Wednesday, January 11, 2006

The Gang of 13

That is, the 13 legal scholars who shredded the Justice Department's justification for warrantless wiretaps. As reported by the Washington Post:
In a letter Monday to congressional leaders, 13 legal scholars said the Justice Department's written justification for the NSA monitoring program "fails to offer a plausible legal defense."

In a five-page letter to House and Senate intelligence committee leaders, Assistant Attorney General William E. Moschella on Dec. 22 outlined a detailed defense for the warrantless surveillance.

He argued that Bush under a congressional resolution passed after the Sept. 11, 2001 terrorist attack, had the authority to order such electronic surveillance as part of his responsibility as commander-in-chief to protect the nation.

But the former government officials and constitutional law experts said Congress did not authorize domestic spying as part of the 2001 resolution.

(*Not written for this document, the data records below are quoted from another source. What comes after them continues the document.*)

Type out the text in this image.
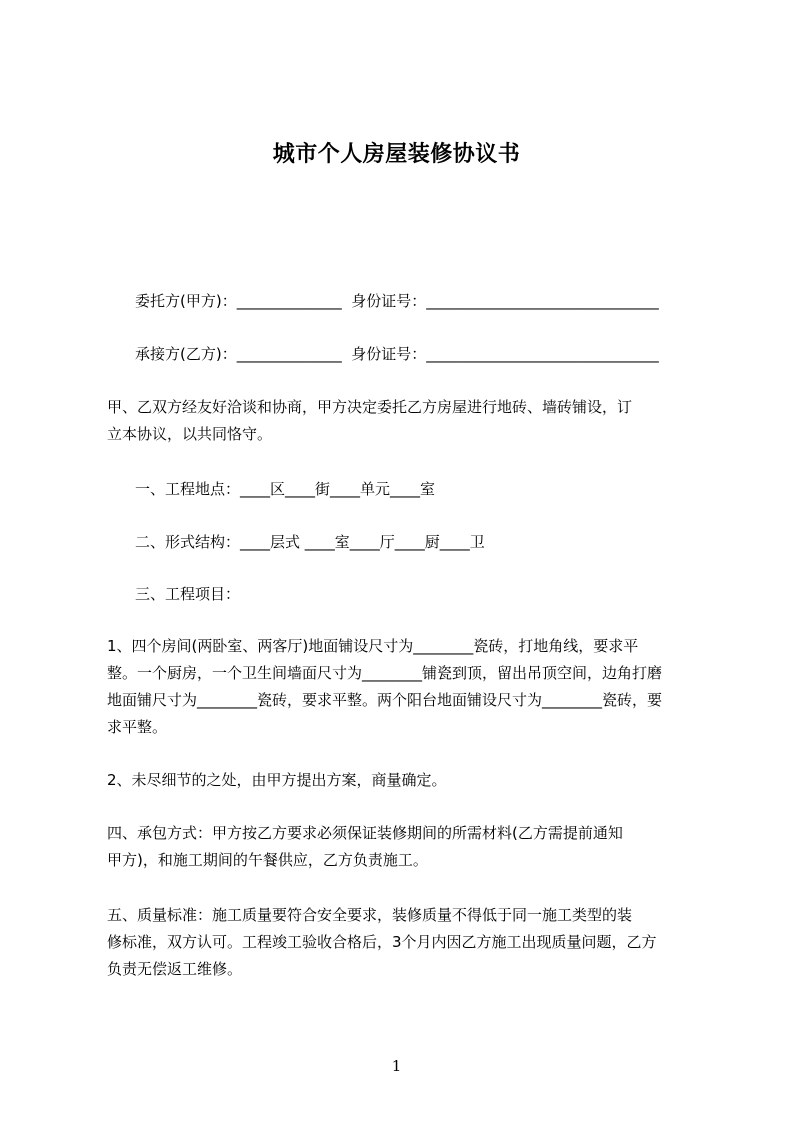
城市个人房屋装修协议书
委托方(甲方)：______________  身份证号：_______________________________
承接方(乙方)：______________  身份证号：_______________________________
甲、乙双方经友好洽谈和协商，甲方决定委托乙方房屋进行地砖、墙砖铺设，订
立本协议，以共同恪守。
一、工程地点：____区____街____单元____室
二、形式结构：____层式 ____室____厅____厨____卫
三、工程项目：
1、四个房间(两卧室、两客厅)地面铺设尺寸为________瓷砖，打地角线，要求平
整。一个厨房，一个卫生间墙面尺寸为________铺瓷到顶，留出吊顶空间，边角打磨
地面铺尺寸为________瓷砖，要求平整。两个阳台地面铺设尺寸为________瓷砖，要
求平整。
2、未尽细节的之处，由甲方提出方案，商量确定。
四、承包方式：甲方按乙方要求必须保证装修期间的所需材料(乙方需提前通知
甲方)，和施工期间的午餐供应，乙方负责施工。
五、质量标准：施工质量要符合安全要求，装修质量不得低于同一施工类型的装
修标准，双方认可。工程竣工验收合格后，3个月内因乙方施工出现质量问题，乙方
负责无偿返工维修。
1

Lawmakers, they wrote, also "indisputably" have the authority to regulate electronic surveillance inside the United States.

The 13 experts said it is "beyond dispute that, in (our) democracy, the president cannot simply violate criminal laws behind closed doors because he deems them obsolete or impracticable."

Legal analysts at the Congressional Research Service last week raised similar questions, and lawmakers have called for hearings on the NSA program.
"Bosh! Liberal activist judges!" you say?
The group included former federal judge William S. Sessions, who served as FBI director from 1987 to 1993 under President Reagan and President George H.W Bush.